Dia tak menerangkan alasannya terkait hal tersebut. Rachland menyebutkan jika nantinya Prabowo terpilih menjadi presiden namun abai terhadap penuntasan kasus HAM, alangkah baiknya dia mendapat hukuman.

Menurut Racland hukuman yang patut diberikan adalah yakni tidak memilih kembali Prabowo di pilpres berikutnya. Dia menilai hukuman tersebut sesuai dengan prinsip pemilu.

“Ini kan pemilu, ya. Pemilu ini kan fungsinya untuk menghukum pemerintah yang dianggap buruk,” ucap Rachland.

Begitu pun dengan Jokowi. Rachland menganggap, Jokowi sudah terbukti abai terkait HAM. Dia merujuk pada kasus penyiraman air keras terhadap Novel Baswedan, penyidik Komisi Pemberantasan Korupsi (KPK) yang hingga kini tidak diketahui siapa pelakunya.

Tidak hanya itu, Rachland juga menyinggung janji Jokowi untuk merampungkan kasus pelanggaran HAM di masa lalu. Kata dia, itu pun tidak tuntas hingga kini.
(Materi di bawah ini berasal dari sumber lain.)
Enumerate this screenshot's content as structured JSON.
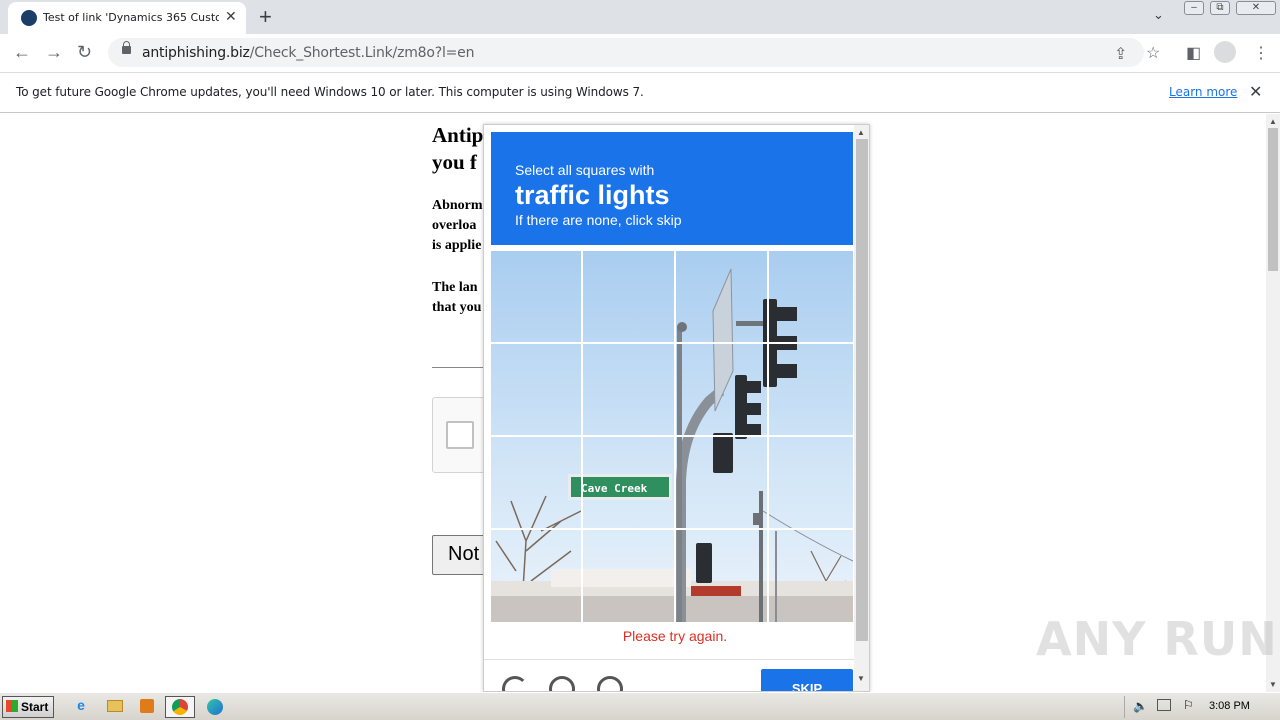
{
  "browser": {
    "tab_title": "Test of link 'Dynamics 365 Customer",
    "url_host": "antiphishing.biz",
    "url_path": "/Check_Shortest.Link/zm8o?l=en",
    "window_controls": [
      "minimize",
      "restore",
      "close"
    ]
  },
  "infobar": {
    "message": "To get future Google Chrome updates, you'll need Windows 10 or later. This computer is using Windows 7.",
    "link": "Learn more"
  },
  "page": {
    "title": "Antip you f",
    "para1": "Abnorm\noverloa\nis applie",
    "para2": "The lan\nthat you",
    "button": "Not"
  },
  "captcha": {
    "instruction_small": "Select all squares with",
    "target": "traffic lights",
    "instruction_sub": "If there are none, click skip",
    "error": "Please try again.",
    "skip_label": "SKIP",
    "sign_text": "Cave Creek",
    "grid_rows": 4,
    "grid_cols": 4,
    "colors": {
      "header": "#1a73e8",
      "error": "#d93025"
    }
  },
  "watermark": "ANY RUN",
  "taskbar": {
    "start": "Start",
    "clock": "3:08 PM",
    "apps": [
      "internet-explorer",
      "file-explorer",
      "media-player",
      "chrome",
      "edge"
    ]
  }
}
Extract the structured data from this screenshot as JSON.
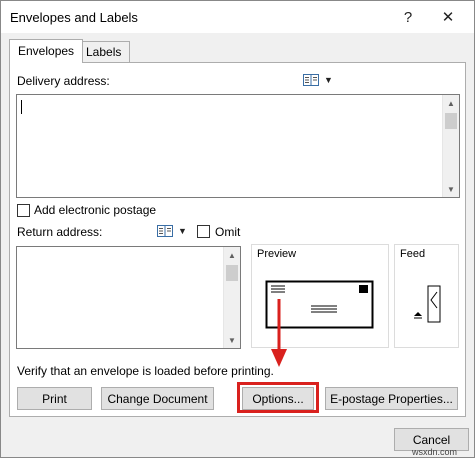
{
  "window": {
    "title": "Envelopes and Labels",
    "help_glyph": "?",
    "close_glyph": "✕"
  },
  "tabs": [
    {
      "label": "Envelopes",
      "active": true
    },
    {
      "label": "Labels",
      "active": false
    }
  ],
  "delivery": {
    "label": "Delivery address:",
    "value": ""
  },
  "electronic_postage": {
    "label": "Add electronic postage",
    "checked": false
  },
  "return": {
    "label": "Return address:",
    "value": "",
    "omit_label": "Omit",
    "omit_checked": false
  },
  "preview": {
    "label": "Preview"
  },
  "feed": {
    "label": "Feed"
  },
  "verify_message": "Verify that an envelope is loaded before printing.",
  "buttons": {
    "print": "Print",
    "change_document": "Change Document",
    "options": "Options...",
    "epostage_properties": "E-postage Properties...",
    "cancel": "Cancel"
  },
  "annotation": {
    "highlight_color": "#d9211e"
  },
  "watermark": "wsxdn.com"
}
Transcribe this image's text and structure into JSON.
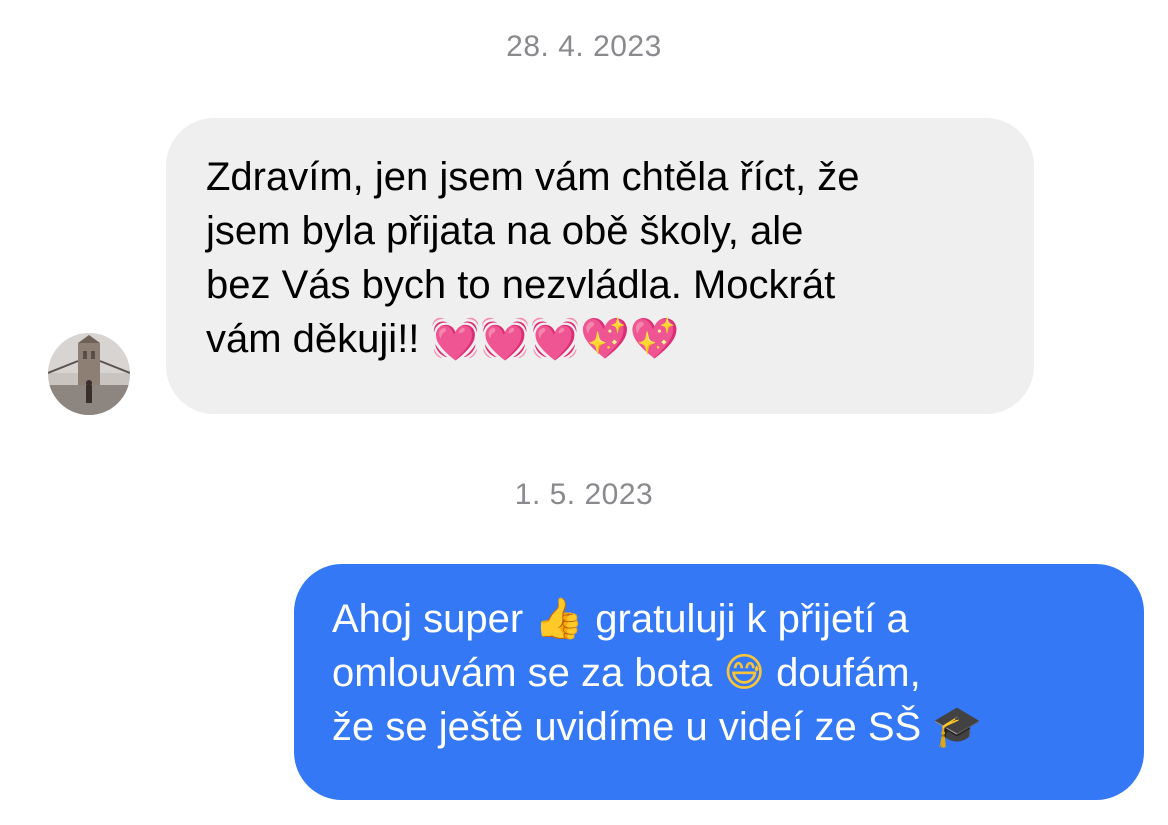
{
  "conversation": {
    "date_1": "28. 4. 2023",
    "date_2": "1. 5. 2023",
    "incoming_message": {
      "line_1": "Zdravím, jen jsem vám chtěla říct, že",
      "line_2": "jsem byla přijata na obě školy, ale",
      "line_3": "bez Vás bych to nezvládla. Mockrát",
      "line_4_text": "vám děkuji!!",
      "line_4_emoji": "💓💓💓💖💖"
    },
    "outgoing_message": {
      "line_1_a": "Ahoj super",
      "line_1_emoji": "👍",
      "line_1_b": "gratuluji k přijetí a",
      "line_2_a": "omlouvám se za bota",
      "line_2_emoji": "😅",
      "line_2_b": "doufám,",
      "line_3_a": "že se ještě uvidíme u videí ze SŠ",
      "line_3_emoji": "🎓"
    }
  },
  "colors": {
    "incoming_bubble": "#efefef",
    "outgoing_bubble": "#3478f6",
    "date_text": "#8a8a8e"
  },
  "icons": {
    "avatar": "profile-photo-bridge"
  }
}
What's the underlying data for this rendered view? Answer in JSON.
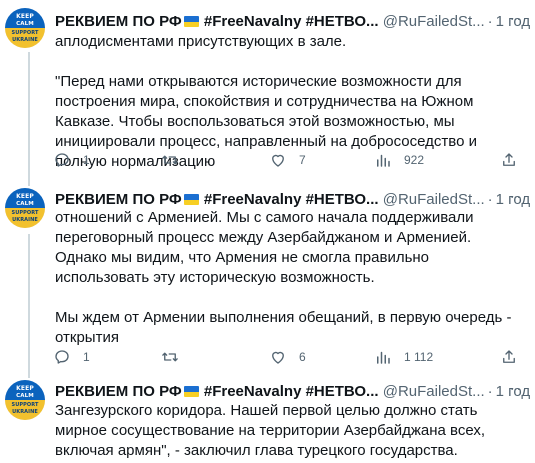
{
  "avatar": {
    "line1": "KEEP",
    "line2": "CALM",
    "line3": "SUPPORT",
    "line4": "UKRAINE"
  },
  "account": {
    "name": "РЕКВИЕМ ПО РФ",
    "name_suffix": "#FreeNavalny #НЕТВО...",
    "handle": "@RuFailedSt...",
    "separator": "·",
    "more": "···"
  },
  "tweets": [
    {
      "time": "1 год",
      "text": "аплодисментами присутствующих в зале.\n\n\"Перед нами открываются исторические возможности для построения мира, спокойствия и сотрудничества на Южном Кавказе. Чтобы воспользоваться этой возможностью, мы инициировали процесс, направленный на добрососедство и полную нормализацию",
      "replies": "1",
      "retweets": "",
      "likes": "7",
      "views": "922"
    },
    {
      "time": "1 год",
      "text": "отношений с Арменией. Мы с самого начала поддерживали переговорный процесс между Азербайджаном и Арменией. Однако мы видим, что Армения не смогла правильно использовать эту историческую возможность.\n\nМы ждем от Армении выполнения обещаний, в первую очередь - открытия",
      "replies": "1",
      "retweets": "",
      "likes": "6",
      "views": "1 112"
    },
    {
      "time": "1 год",
      "text": "Зангезурского коридора. Нашей первой целью должно стать мирное сосуществование на территории Азербайджана всех, включая армян\", - заключил глава турецкого государства."
    }
  ],
  "colors": {
    "text": "#0f1419",
    "secondary": "#536471",
    "divider": "#eff3f4",
    "thread_line": "#cfd9de"
  },
  "icons": [
    "reply-icon",
    "retweet-icon",
    "like-icon",
    "views-icon",
    "share-icon",
    "more-icon"
  ]
}
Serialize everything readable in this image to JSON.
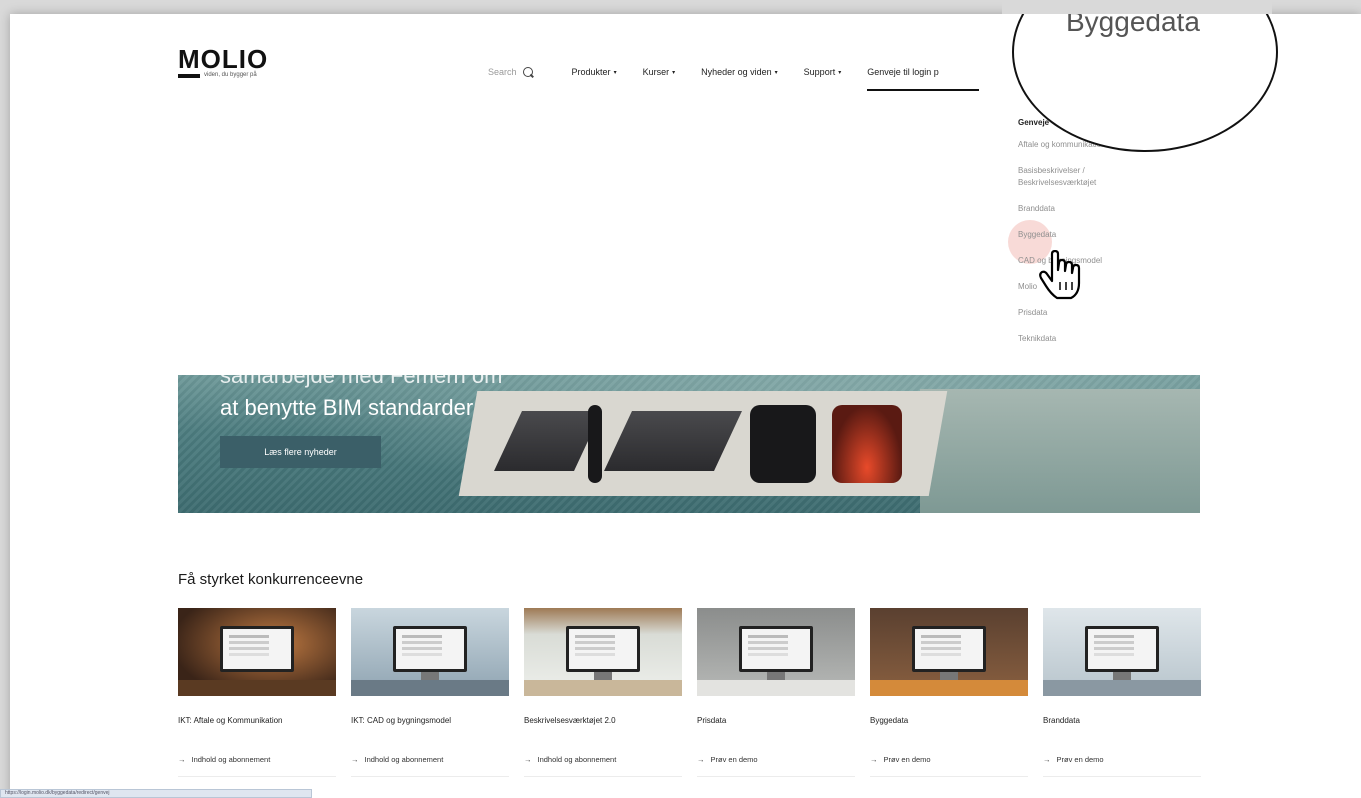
{
  "brand": {
    "logo": "MOLIO",
    "tagline": "viden, du bygger på"
  },
  "header": {
    "search_label": "Search",
    "nav": [
      {
        "label": "Produkter",
        "caret": "▾"
      },
      {
        "label": "Kurser",
        "caret": "▾"
      },
      {
        "label": "Nyheder og viden",
        "caret": "▾"
      },
      {
        "label": "Support",
        "caret": "▾"
      }
    ],
    "active_nav": "Genveje til login p"
  },
  "dropdown": {
    "heading": "Genveje",
    "items": [
      "Aftale og kommunikation",
      "Basisbeskrivelser / Beskrivelsesværktøjet",
      "Branddata",
      "Byggedata",
      "CAD og bygningsmodel",
      "Molio",
      "Prisdata",
      "Teknikdata"
    ]
  },
  "magnifier": {
    "text": "Byggedata"
  },
  "hero": {
    "title_cut": "samarbejde med Femern om",
    "title": "at benytte BIM standarder",
    "button": "Læs flere nyheder"
  },
  "products": {
    "section_title": "Få styrket konkurrenceevne",
    "cards": [
      {
        "title": "IKT: Aftale og Kommunikation",
        "link": "Indhold og abonnement",
        "arrow": "→",
        "scene": "warm"
      },
      {
        "title": "IKT: CAD og bygningsmodel",
        "link": "Indhold og abonnement",
        "arrow": "→",
        "scene": "office"
      },
      {
        "title": "Beskrivelsesværktøjet 2.0",
        "link": "Indhold og abonnement",
        "arrow": "→",
        "scene": "plants"
      },
      {
        "title": "Prisdata",
        "link": "Prøv en demo",
        "arrow": "→",
        "scene": "concrete"
      },
      {
        "title": "Byggedata",
        "link": "Prøv en demo",
        "arrow": "→",
        "scene": "wood"
      },
      {
        "title": "Branddata",
        "link": "Prøv en demo",
        "arrow": "→",
        "scene": "bright"
      }
    ]
  },
  "status_bar": {
    "text": "https://login.molio.dk/byggedata/redirect/genvej"
  },
  "colors": {
    "hero_button": "#3b5f68",
    "accent_highlight": "#eb968c"
  }
}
“Janjinya tidak terealisasi. Pak Jokowi menurut saya harus dihukum dengan tidak dipilih lagi,” ungkap Rachland.

Harris Azhar, Direktur Lokataru mengatakan tidak ada satu pun capres di Pemilu 2019 yang peduli dengan HAM. Presiden yang terpilih nantinya merupakan hasil pemenang elektoral, bukan berarti presiden yang menghormati HAM.

“Enggak ada yang compatible terhadap HAM. Karena keduanya sama-sama tidak ramah terhadap HAM dengan berbagai variannya,” ucap Harris.

Menurut Harris, Jokowi tidak mampu  merealisasikan janjinya untuk menyelesaikan pelanggaran HAM masa lalu. Selain itu, dia juga menyebutkan kebebasan mengutarakan pendapat menjadi semakin sempit.

Prabowo sendiri dianggap sebagai tokoh yang diduga terkena kasus HAM di masa lalu. Hingga detik ini, lanjut Harris, belum ada proses hukum yang memuaskan.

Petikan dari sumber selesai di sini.